As shown in the discharge curves of the uncoated hard carbon and the coated hard carbon in fig. 1, particularly, the uncoated hard carbon has a very obvious electrolyte film forming platform at about 0.75V, and the coated hard carbon disappears, so that the defect on the surface of the hard carbon is reduced by coating and roasting the hard carbon with asphalt, and the side reaction of the electrolyte and the surface of the hard carbon is further reduced, so that the first effect is improved.

Since the electron conductivity of hard carbon is poor, the electron conductivity of hard carbon is improved and the ohmic polarization is reduced by adding the carbon tube during the coating process, and the gram capacity is improved as shown by the charging curves of uncoated hard carbon and coated hard carbon in fig. 1.

As can be seen from the charge-discharge cycle curves of the coated hard carbon and the uncoated hard carbon of fig. 2, expansion of the hard carbon is suppressed to some extent in the process of sodium ion deintercalation after coating, and the cycle stability is improved.

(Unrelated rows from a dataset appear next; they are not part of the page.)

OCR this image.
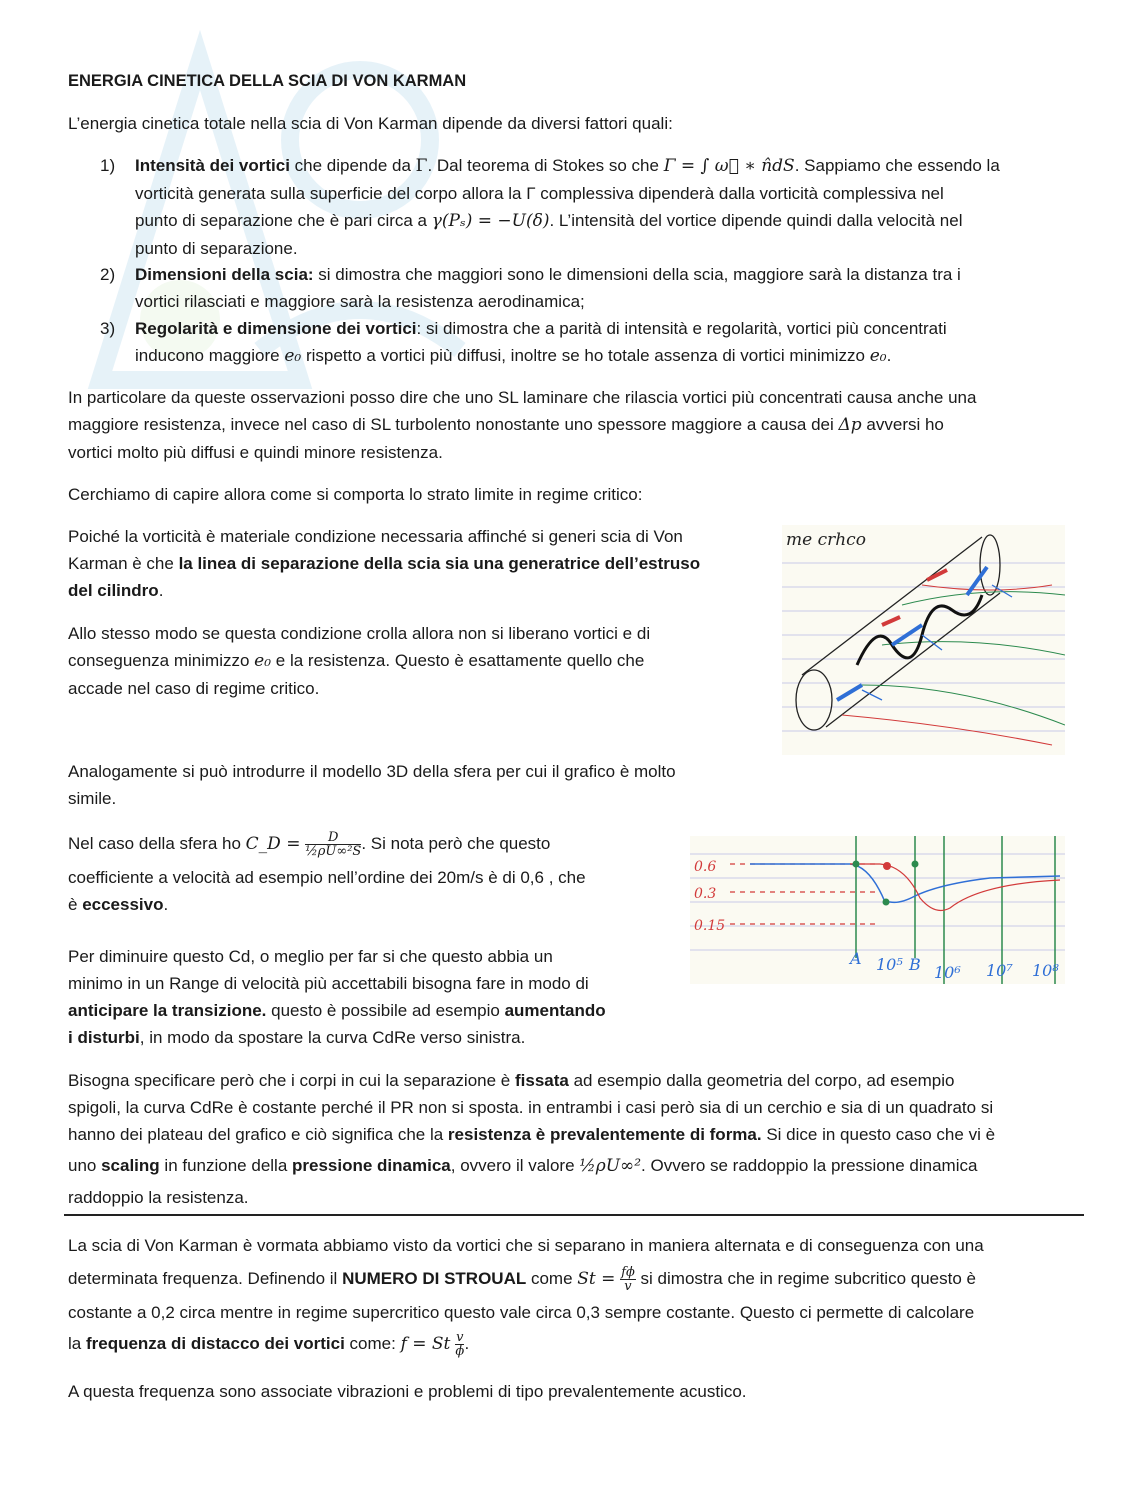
ENERGIA CINETICA DELLA SCIA DI VON KARMAN
L’energia cinetica totale nella scia di Von Karman dipende da diversi fattori quali:
1) Intensità dei vortici che dipende da Γ. Dal teorema di Stokes so che Γ = ∫ ω⃗ ∗ n̂dS. Sappiamo che essendo la
vorticità generata sulla superficie del corpo allora la Γ complessiva dipenderà dalla vorticità complessiva nel
punto di separazione che è pari circa a γ(Pₛ) = −U(δ). L’intensità del vortice dipende quindi dalla velocità nel
punto di separazione.
2) Dimensioni della scia: si dimostra che maggiori sono le dimensioni della scia, maggiore sarà la distanza tra i
vortici rilasciati e maggiore sarà la resistenza aerodinamica;
3) Regolarità e dimensione dei vortici: si dimostra che a parità di intensità e regolarità, vortici più concentrati
inducono maggiore e₀ rispetto a vortici più diffusi, inoltre se ho totale assenza di vortici minimizzo e₀.
In particolare da queste osservazioni posso dire che uno SL laminare che rilascia vortici più concentrati causa anche una
maggiore resistenza, invece nel caso di SL turbolento nonostante uno spessore maggiore a causa dei Δp avversi ho
vortici molto più diffusi e quindi minore resistenza.
Cerchiamo di capire allora come si comporta lo strato limite in regime critico:
Poiché la vorticità è materiale condizione necessaria affinché si generi scia di Von
Karman è che la linea di separazione della scia sia una generatrice dell’estruso
del cilindro.
Allo stesso modo se questa condizione crolla allora non si liberano vortici e di
conseguenza minimizzo e₀ e la resistenza. Questo è esattamente quello che
accade nel caso di regime critico.
me crhco
Analogamente si può introdurre il modello 3D della sfera per cui il grafico è molto
simile.
Nel caso della sfera ho C_D = $\frac{D}{\text{½ρU∞²S}}$ . Si nota però che questo
coefficiente a velocità ad esempio nell’ordine dei 20m/s è di 0,6 , che
è eccessivo.
0.6
0.3
0.15
A 10⁵ B 10⁶ 10⁷ 10⁸
Per diminuire questo Cd, o meglio per far si che questo abbia un
minimo in un Range di velocità più accettabili bisogna fare in modo di
anticipare la transizione. questo è possibile ad esempio aumentando
i disturbi, in modo da spostare la curva CdRe verso sinistra.
Bisogna specificare però che i corpi in cui la separazione è fissata ad esempio dalla geometria del corpo, ad esempio
spigoli, la curva CdRe è costante perché il PR non si sposta. in entrambi i casi però sia di un cerchio e sia di un quadrato si
hanno dei plateau del grafico e ciò significa che la resistenza è prevalentemente di forma. Si dice in questo caso che vi è
uno scaling in funzione della pressione dinamica, ovvero il valore ½ρU∞². Ovvero se raddoppio la pressione dinamica
raddoppio la resistenza.
La scia di Von Karman è vormata abbiamo visto da vortici che si separano in maniera alternata e di conseguenza con una
determinata frequenza. Definendo il NUMERO DI STROUAL come $St = \frac{f\phi}{v}$ si dimostra che in regime subcritico questo è
costante a 0,2 circa mentre in regime supercritico questo vale circa 0,3 sempre costante. Questo ci permette di calcolare
la frequenza di distacco dei vortici come: f = St $\frac{v}{\phi}$ .
A questa frequenza sono associate vibrazioni e problemi di tipo prevalentemente acustico.
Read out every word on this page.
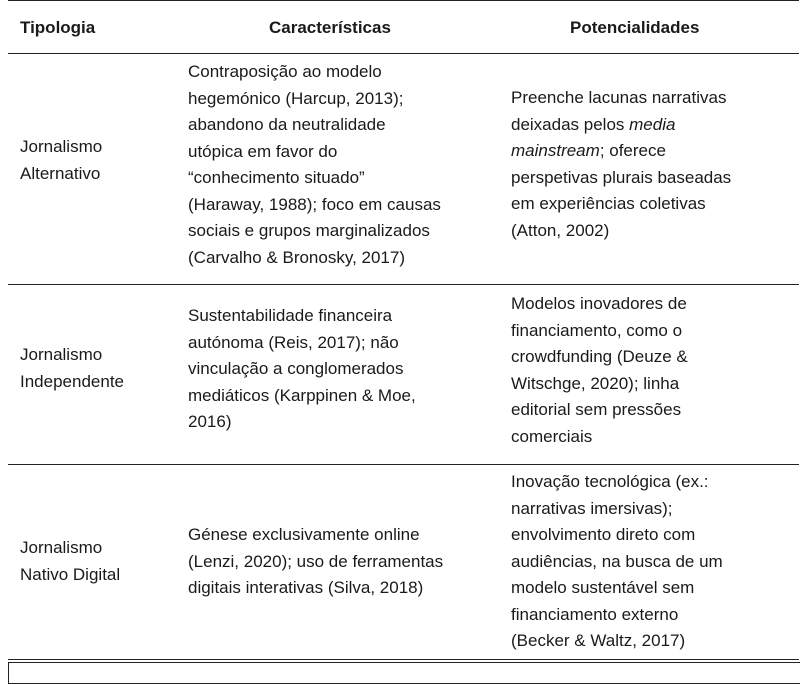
Tipologia	Características	Potencialidades
Jornalismo
Alternativo
Contraposição ao modelo
hegemónico (Harcup, 2013);
abandono da neutralidade
utópica em favor do
“conhecimento situado”
(Haraway, 1988); foco em causas
sociais e grupos marginalizados
(Carvalho & Bronosky, 2017)
Preenche lacunas narrativas
deixadas pelos media
mainstream; oferece
perspetivas plurais baseadas
em experiências coletivas
(Atton, 2002)
Jornalismo
Independente
Sustentabilidade financeira
autónoma (Reis, 2017); não
vinculação a conglomerados
mediáticos (Karppinen & Moe,
2016)
Modelos inovadores de
financiamento, como o
crowdfunding (Deuze &
Witschge, 2020); linha
editorial sem pressões
comerciais
Jornalismo
Nativo Digital
Génese exclusivamente online
(Lenzi, 2020); uso de ferramentas
digitais interativas (Silva, 2018)
Inovação tecnológica (ex.:
narrativas imersivas);
envolvimento direto com
audiências, na busca de um
modelo sustentável sem
financiamento externo
(Becker & Waltz, 2017)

The technical scope of the present invention is not limited to the above description, and those skilled in the art can make various changes and modifications to the above-described embodiments without departing from the technical spirit of the present invention, and such changes and modifications should fall within the protective scope of the present invention.

Claims

1. A method for preparing a hard carbon negative electrode material with high first efficiency and excellent cycle life by modification is characterized by comprising the following steps:

2. The method for preparing the hard carbon anode material with high first efficiency and long cycle life according to claim 1, wherein the solid content of carbon tubes in the carbon tube slurry in S2 is 5%; and roasting the biomass hard carbon at the temperature of 1000-1300 ℃ before adding the biomass hard carbon into the stirrer.

3. The method for preparing the hard carbon negative electrode material with high first efficiency and long cycle life according to claim 1, wherein 8 to 16 parts of asphalt solution is added into S3, and the mixture is stirred with the mixture obtained in S2 for 3 to 5 hours.

4. The method for preparing the hard carbon negative electrode material with high first efficiency and long cycle life according to claim 1, wherein the flow rate of the inert gas is 5-8L/min during the roasting and cooling processes of the mixture in S4 under the protection of the inert gas; after cooling, the mixture was screened to 300 mesh.

5. The method for preparing the hard carbon anode material with high first efficiency and long cycle life according to claim 4, wherein the roasting temperature in the roasting process in S4 is 1000 ℃, wherein the heating rate is 3-5 ℃/min.

6. The method for preparing the hard carbon negative electrode material with high first efficiency and long cycle life according to claim 1, wherein in the premixing process of the NMP and the medium temperature coal tar pitch in S1, the NMP and the medium temperature coal tar pitch are added into a double planetary mixer, the revolution speed is set to be 40r/min, the self-rotation speed is set to be 2500r/min, and the mixing time is set to be 5 hours.

7. The method for preparing the hard carbon anode material with high first efficiency and long cycle life as claimed in claim 2, wherein the stirring speed is 160-200r/min and the stirring time is 2-4h during the suspension preparation in S2.

8. The method for preparing the hard carbon anode material with high first efficiency and long cycle life as claimed in claim 5, wherein in the step of heating and evaporating to dryness in S4, the heating temperature is 90-120 ℃, the heating time is 16-24h, the stirring state is maintained in the heating process, and the rotation speed is 160-200 r/min.

9. The method for preparing the hard carbon anode material with high first efficiency and long cycle life according to claim 8, wherein the inert gas is introduced for 1h before roasting in S4, and the hard carbon anode material is heated to 1000 ℃ during roasting, is kept warm for 2-4h, and is naturally cooled under the protection of the inert gas.